Aug 24, 2004 14:35
So I'm sitting in this huge new library at my school which is the first time i've had a chance to use it since it's been finished. All new computers, all yuppy looking, I sort of miss the stuffy old library that should have been out of the 60's... complete with study room that looked like intearation rooms... it's all impersonal now.
I'm sneaking music in from the little built in speakers in the monitor, I think I scared off the guy next to me with Azure Ray...yeah... i have.
I still have about an hour to kill and theres plenty of computers around, so I dont think i'll be kicked off anytime soon, so perhaps this will be one of those long entries everyone else has done lately... maybe i'll write a little more and decided to stop. in anycase, i'm bored.
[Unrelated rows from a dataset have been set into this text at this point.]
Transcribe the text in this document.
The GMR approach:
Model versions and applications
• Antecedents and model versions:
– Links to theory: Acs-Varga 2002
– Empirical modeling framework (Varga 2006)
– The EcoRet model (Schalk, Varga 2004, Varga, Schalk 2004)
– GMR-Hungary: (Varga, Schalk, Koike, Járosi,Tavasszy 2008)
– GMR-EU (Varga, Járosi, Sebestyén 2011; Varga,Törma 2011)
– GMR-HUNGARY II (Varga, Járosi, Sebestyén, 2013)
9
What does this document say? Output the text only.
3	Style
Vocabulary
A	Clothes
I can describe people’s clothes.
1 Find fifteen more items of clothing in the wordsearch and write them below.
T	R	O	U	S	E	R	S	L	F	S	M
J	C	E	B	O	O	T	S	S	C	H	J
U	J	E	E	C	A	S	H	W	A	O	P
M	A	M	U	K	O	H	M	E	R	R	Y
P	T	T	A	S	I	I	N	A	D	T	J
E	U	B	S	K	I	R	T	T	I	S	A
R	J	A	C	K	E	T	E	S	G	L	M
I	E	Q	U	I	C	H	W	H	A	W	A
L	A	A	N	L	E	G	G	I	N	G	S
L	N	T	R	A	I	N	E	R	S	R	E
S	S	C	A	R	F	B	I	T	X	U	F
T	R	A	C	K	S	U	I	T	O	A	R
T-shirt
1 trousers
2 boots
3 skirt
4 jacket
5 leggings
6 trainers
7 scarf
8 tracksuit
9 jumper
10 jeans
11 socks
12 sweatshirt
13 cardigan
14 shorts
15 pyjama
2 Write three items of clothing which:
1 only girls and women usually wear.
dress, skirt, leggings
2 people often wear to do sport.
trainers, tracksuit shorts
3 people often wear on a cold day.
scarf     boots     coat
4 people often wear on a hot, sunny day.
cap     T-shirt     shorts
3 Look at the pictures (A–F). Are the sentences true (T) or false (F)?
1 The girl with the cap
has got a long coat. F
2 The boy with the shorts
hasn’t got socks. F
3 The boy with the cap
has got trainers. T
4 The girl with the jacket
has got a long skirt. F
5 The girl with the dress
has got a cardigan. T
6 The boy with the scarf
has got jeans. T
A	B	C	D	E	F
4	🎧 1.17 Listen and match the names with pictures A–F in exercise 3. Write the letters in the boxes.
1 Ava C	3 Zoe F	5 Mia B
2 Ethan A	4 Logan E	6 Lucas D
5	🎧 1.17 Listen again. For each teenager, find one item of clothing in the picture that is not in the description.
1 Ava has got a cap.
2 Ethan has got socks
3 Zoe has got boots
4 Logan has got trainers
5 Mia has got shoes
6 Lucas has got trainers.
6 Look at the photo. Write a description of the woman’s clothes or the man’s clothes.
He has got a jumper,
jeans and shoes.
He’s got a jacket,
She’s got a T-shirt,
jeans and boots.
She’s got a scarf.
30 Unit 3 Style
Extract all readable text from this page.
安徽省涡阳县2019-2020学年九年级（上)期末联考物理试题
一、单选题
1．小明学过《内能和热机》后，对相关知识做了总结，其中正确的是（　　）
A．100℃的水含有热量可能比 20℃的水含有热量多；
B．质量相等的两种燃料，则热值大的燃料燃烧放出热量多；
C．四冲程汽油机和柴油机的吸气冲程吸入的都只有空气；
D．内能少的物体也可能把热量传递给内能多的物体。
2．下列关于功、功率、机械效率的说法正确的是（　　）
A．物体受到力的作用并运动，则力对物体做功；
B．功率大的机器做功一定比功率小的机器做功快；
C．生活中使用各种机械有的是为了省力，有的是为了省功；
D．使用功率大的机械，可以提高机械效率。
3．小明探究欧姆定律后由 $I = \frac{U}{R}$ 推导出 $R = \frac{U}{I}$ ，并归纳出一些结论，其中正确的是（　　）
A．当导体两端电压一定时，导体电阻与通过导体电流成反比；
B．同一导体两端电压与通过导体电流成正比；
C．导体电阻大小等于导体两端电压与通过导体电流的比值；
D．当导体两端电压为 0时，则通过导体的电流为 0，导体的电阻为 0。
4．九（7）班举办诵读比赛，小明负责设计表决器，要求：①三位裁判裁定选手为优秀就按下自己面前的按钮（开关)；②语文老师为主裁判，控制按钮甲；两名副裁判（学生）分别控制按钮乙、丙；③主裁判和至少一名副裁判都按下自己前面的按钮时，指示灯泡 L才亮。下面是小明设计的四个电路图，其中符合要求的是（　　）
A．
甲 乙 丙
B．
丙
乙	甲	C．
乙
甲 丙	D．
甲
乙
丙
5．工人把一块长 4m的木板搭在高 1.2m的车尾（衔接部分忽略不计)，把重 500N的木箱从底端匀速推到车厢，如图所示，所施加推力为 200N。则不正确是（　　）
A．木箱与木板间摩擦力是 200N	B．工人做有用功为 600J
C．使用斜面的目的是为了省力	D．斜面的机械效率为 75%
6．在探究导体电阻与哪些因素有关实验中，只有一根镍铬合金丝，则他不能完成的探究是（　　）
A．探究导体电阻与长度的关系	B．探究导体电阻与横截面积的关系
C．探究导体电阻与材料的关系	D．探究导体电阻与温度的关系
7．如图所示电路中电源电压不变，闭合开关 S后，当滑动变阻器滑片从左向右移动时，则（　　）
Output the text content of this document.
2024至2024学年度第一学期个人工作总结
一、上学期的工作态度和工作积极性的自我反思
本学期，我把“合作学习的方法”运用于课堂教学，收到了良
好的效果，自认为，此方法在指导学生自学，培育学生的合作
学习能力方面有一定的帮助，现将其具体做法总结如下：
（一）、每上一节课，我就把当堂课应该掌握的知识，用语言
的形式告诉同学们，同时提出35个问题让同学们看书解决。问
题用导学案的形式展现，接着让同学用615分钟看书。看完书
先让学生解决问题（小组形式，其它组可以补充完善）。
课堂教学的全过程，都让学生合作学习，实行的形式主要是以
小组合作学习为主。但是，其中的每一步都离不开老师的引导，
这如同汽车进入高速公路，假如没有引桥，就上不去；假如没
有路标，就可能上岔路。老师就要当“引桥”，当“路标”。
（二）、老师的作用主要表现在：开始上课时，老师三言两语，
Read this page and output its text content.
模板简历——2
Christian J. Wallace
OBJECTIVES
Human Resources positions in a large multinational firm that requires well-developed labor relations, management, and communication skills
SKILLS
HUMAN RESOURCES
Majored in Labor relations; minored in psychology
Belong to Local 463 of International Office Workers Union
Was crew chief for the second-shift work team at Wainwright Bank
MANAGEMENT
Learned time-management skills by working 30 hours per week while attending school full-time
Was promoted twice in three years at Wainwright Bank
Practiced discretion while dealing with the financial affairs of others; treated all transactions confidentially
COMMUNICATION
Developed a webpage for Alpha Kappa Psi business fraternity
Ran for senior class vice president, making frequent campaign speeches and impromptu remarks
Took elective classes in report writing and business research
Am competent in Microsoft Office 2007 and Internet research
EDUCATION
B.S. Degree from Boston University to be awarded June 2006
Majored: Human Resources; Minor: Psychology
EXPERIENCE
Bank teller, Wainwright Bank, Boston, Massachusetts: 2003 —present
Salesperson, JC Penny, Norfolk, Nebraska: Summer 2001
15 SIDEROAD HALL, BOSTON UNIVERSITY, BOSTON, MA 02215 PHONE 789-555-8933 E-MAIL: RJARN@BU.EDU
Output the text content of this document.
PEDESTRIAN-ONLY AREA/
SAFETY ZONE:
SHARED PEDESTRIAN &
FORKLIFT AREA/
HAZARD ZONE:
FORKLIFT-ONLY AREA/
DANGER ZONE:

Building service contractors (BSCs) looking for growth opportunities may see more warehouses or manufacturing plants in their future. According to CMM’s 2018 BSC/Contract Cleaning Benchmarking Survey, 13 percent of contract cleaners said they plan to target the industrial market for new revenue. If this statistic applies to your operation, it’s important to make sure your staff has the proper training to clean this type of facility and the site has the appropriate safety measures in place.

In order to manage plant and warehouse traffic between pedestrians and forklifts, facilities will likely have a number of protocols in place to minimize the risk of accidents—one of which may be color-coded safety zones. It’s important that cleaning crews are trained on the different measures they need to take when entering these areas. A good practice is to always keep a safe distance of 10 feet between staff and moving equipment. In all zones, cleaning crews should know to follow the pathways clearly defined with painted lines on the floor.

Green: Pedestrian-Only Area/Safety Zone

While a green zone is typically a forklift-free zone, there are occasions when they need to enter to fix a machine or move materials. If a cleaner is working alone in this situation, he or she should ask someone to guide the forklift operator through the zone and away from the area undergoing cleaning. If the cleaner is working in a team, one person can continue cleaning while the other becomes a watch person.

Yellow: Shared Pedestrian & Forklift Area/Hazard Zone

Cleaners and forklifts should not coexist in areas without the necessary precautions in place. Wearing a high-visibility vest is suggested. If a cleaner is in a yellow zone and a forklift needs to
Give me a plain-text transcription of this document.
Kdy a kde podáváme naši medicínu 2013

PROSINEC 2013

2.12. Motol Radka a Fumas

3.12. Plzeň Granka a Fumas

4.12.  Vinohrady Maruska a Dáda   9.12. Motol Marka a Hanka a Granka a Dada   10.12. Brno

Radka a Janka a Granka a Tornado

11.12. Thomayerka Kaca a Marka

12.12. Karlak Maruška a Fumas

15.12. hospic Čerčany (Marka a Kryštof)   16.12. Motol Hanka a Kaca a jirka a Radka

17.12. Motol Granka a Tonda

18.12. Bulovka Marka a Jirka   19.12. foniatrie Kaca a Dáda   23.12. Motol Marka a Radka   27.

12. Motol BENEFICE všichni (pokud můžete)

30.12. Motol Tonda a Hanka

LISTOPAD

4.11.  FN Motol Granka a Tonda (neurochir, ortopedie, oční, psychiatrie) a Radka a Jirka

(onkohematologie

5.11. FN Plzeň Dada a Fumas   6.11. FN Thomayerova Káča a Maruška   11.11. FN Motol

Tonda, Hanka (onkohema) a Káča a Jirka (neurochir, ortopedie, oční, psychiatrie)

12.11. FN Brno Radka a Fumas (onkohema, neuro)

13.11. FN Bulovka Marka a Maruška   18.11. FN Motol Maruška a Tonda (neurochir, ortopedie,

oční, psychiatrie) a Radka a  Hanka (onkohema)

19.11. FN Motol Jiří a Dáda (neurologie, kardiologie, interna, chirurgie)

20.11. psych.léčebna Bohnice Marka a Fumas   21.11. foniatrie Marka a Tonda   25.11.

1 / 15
This last few weeks have been really great, especially the last few days. I'm still scared about my realtionship and my future plans (if those plans will happen or if I'll go it alone at first)... but I welcome it. I'm happy for the first time in forever, honestly happy. I have someone that really cares for me. I look at her and melt... I've never felt so honest and pure as i do now... ever. Which leads me to the other reason life is great, I'm working on music... a lot. I'm involved in several projects as well as writting songs with Kirstin, arranging parts like I know what i'm doing, and it actually sounds good. I'm in the midst of starting up my digital audio studio class, which gave me a free copy of PRO TOOLS. I need to crack it and go completly insane. Record an album in my bedroom. I've been thinking about that lately actually, I have all the songs I want to put on it, I have the way I'm starting and finishing it, I need to find a cello player and then it will be all but done. Hell, I even gots me a title.
I feel that everything I've done and am doing is completly correct for me, it's totally honest and without reservation that I say, "I'm right".